Gründer Björn Lasse Herrmann: "Ich will Probleme lösen"

(Foto: OH)

Auch im Silicon Valley sind längst nicht alle jungen Unternehmen erfolgreich. Björn Lasse Herrmann entwickelt deshalb einen Start-up-Kompass, der Gründern vorhersagt, ob ihre Projekte durchstarten oder scheitern. Vierter Teil einer Serie über Kaliforniens Hightech-Standort.

Protokoll: Matthias Kolb, Palo Alto

Wenn es um das Silicon Valley geht, dann ist die Rede von Innovationen, technischem Fortschritt und den immergleichen Unternehmen: Apple, Google und Facebook. Doch die Besonderheit des 77 Kilometer langen Streifen, der im Norden Kaliforniens von San Francisco durch das Santa-Clara-Tal runter nach San José führt, machen erst die zahlreichen Start-ups und deren Gründerinnen und Gründer aus.

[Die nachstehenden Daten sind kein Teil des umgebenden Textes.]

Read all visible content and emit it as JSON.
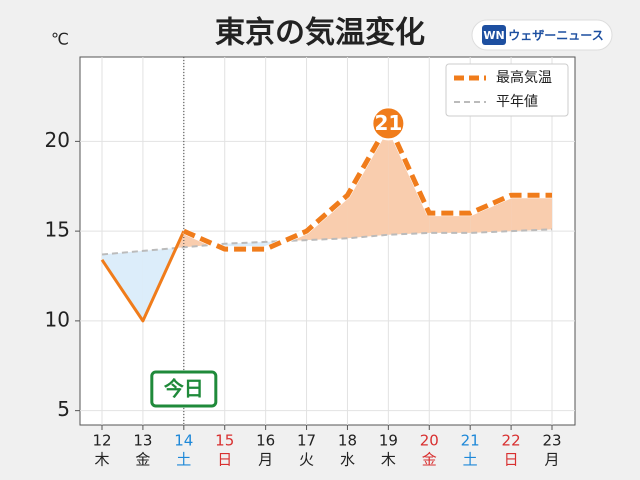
{
  "chart_data": {
    "type": "line",
    "title": "東京の気温変化",
    "y_unit": "℃",
    "logo": {
      "mark": "WN",
      "text": "ウェザーニュース"
    },
    "categories": [
      "12",
      "13",
      "14",
      "15",
      "16",
      "17",
      "18",
      "19",
      "20",
      "21",
      "22",
      "23"
    ],
    "weekdays": [
      "木",
      "金",
      "土",
      "日",
      "月",
      "火",
      "水",
      "木",
      "金",
      "土",
      "日",
      "月"
    ],
    "x_label_colors": [
      "#222222",
      "#222222",
      "#1e88d8",
      "#d83030",
      "#222222",
      "#222222",
      "#222222",
      "#222222",
      "#d83030",
      "#1e88d8",
      "#d83030",
      "#222222"
    ],
    "series": [
      {
        "name": "最高気温",
        "color": "#f07c1b",
        "values": [
          13.4,
          10,
          15,
          14,
          14,
          15,
          17,
          21,
          16,
          16,
          17,
          17
        ],
        "value_labels": [
          null,
          null,
          null,
          null,
          null,
          null,
          null,
          "21",
          null,
          null,
          null,
          null
        ]
      },
      {
        "name": "平年値",
        "color": "#bbbbbb",
        "values": [
          13.7,
          13.9,
          14.1,
          14.3,
          14.4,
          14.5,
          14.6,
          14.8,
          14.9,
          14.9,
          15.0,
          15.1
        ]
      }
    ],
    "above_color": "#f9cdae",
    "below_color": "#dcedfa",
    "annotation": {
      "text": "今日",
      "x": "14",
      "color": "#1f8a3a"
    },
    "ylim": [
      4.2,
      24.7
    ],
    "yticks": [
      5,
      10,
      15,
      20
    ],
    "grid": true,
    "legend": "upper right"
  }
}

In einer kleinen Artikelserie lassen wir acht Persönlichkeiten aus der Hightech-Region zu Wort kommen - Unternehmer und TV-Sternchen, Amerikas erfolgreichsten Immobilienmakler und einen Deutschen, der an einem "Start-up-Kompass" tüftelt, der Gründern vorhersagt, ob ihre Projekte durchstarten oder scheitern werden. Bereits zu Wort kamen David Sacks, Chef des sozialen Netzwerks Yammer, Cameron Teitelman, Leiter des StartX-Gründerzentrums der Uni Stanford und Soujanha Bhumkar, Gründer des Start-ups Cooliris. Heute stellen wir Björn Lasse Herrmann, 27, Gründer des Start-up-Kompasses vor.

Ich bin vor vier Jahren hierher gekommen, um ein Start-up zu gründen. Für alle, die nicht an einem Start-up arbeiten, vergleiche ich es oft mit der Entscheidung, an welche Universität man geht. Denn Silicon Valley ist einfach der Ort, wo man am meisten darüber lernt, wie man ein Technologie-Unternehmen erfolgreich macht. Es gibt noch andere interessante Ökosysteme wie Berlin, Tel Aviv, Moskau, London oder New York, aber im Silicon Valley werden Gründern bis heute die meisten Ressourcen zur Verfügung gestellt.

Ich habe Volkswirtschaft in Mannheim studiert, aber das war mir zu theoretisch und so habe ich nie einen Abschluss gemacht, sondern stattdessen in Bangladesch und Russland gearbeitet, bevor ich ins Silicon Valley kam. Hier habe ich mich zum ersten Mal zu Hause gefühlt, denn viele Menschen denken so wie ich. Es gibt - anders als in Deutschland - wenige Naysayers, also Neinsager.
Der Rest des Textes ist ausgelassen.